Effects of Hypercapnia on Myocardial Blood Flow in Healthy Human Subjects

2018 
Abstract Background: Elevation of end-tidal partial pressure of CO2 (PETCO2) increases cerebral and myocardial blood flow (MBF), suggesting that it may be a suitable alternative to pharmacological stress or exercise for myocardial perfusion imaging.
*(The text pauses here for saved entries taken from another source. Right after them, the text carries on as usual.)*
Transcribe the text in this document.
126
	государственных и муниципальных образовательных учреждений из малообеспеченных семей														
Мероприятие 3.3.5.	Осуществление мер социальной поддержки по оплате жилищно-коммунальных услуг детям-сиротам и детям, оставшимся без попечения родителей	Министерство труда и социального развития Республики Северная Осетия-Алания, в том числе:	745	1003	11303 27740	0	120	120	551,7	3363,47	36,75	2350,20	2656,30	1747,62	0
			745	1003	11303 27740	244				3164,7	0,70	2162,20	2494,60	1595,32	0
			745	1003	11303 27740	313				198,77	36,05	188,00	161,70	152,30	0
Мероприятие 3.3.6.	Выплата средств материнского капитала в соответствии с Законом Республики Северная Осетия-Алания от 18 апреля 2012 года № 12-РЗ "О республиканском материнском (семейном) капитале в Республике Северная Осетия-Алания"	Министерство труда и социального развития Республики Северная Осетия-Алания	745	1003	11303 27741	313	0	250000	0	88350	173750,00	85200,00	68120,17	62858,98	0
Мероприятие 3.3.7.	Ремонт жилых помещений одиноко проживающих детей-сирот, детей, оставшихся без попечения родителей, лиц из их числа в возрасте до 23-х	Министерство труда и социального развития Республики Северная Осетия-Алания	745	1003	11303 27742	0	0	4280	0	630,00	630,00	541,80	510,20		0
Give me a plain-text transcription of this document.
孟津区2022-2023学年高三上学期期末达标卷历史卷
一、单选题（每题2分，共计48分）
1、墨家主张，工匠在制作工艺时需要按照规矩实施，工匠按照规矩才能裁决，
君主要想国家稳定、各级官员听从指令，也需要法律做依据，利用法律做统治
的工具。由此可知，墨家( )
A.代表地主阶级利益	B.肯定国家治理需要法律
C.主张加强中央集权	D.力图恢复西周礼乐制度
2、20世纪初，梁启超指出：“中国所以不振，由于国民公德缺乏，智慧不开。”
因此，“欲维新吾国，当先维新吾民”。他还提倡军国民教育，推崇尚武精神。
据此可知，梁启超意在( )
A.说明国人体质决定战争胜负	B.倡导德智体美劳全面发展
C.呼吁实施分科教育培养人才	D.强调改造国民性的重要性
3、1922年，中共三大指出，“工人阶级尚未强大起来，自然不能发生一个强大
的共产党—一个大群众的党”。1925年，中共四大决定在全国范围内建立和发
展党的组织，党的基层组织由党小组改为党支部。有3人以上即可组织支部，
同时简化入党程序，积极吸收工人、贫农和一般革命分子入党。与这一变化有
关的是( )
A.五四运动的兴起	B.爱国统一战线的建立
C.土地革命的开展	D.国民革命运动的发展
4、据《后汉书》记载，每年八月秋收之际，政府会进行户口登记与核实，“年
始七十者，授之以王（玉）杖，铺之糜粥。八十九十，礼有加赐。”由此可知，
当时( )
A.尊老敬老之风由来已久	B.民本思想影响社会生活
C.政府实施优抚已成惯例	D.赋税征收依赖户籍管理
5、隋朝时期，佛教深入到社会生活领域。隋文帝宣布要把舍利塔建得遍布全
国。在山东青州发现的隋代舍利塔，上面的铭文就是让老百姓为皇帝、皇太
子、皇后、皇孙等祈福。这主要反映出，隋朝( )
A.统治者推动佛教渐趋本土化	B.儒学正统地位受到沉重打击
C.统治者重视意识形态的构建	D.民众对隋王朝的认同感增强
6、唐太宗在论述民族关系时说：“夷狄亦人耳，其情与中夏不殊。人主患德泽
The purpose of this study was to document the pharmacodynamics of CO2 on MBF using prospective end-tidal targeting to precisely control arterial PCO2 and use positron emission tomography (PET) to measure the outcome variable, MBF Methods: 10 healthy males underwent serial (82)Rb PET/CT imaging. Imaging was performed at rest, and under 6 min hypercapnic plateaus (PETCO2=baseline, 50, 55, 60, and repeated 60 mmHg, baseline). MBF was measured using (82)Rb injected 3 min after the beginning of hypercapnia, using a one-tissue-compartment model with flow-dependent extraction correction. Results were compared to those during an adenosine stress test (140 μg/kg/min) Results: Baseline PETCO2 was 38.9±0.8 (standard deviation, SD) mmHg (range 35 to 43 mmHg). All PETCO2 targets were sustained with SD<1.5 mmHg. Heart rate, systolic blood pressure, rate pressure product (RPP), and respiratory frequency (f) increased with progressive hypercapnia. MBF increased significantly at each level of hypercapnia to 1.92 fold above baseline (0.86±0.24 vs 0.45±0.08 mL/min/g, P = 0.002) at PETCO2 of 60 mmHg. MBF following administration of adenosine was significantly greater than that during maximal hypercapnic stimuli (2.00 vs 0.86 mL/min/g, p<0.0001). Conclusion: This is the first study to assess the response of MBF to different levels of hypercapnia in healthy humans with PET. MBF increases with increasing level of hypercapnia; at PETCO2 60 mmHg, MBF doubled compared to baseline.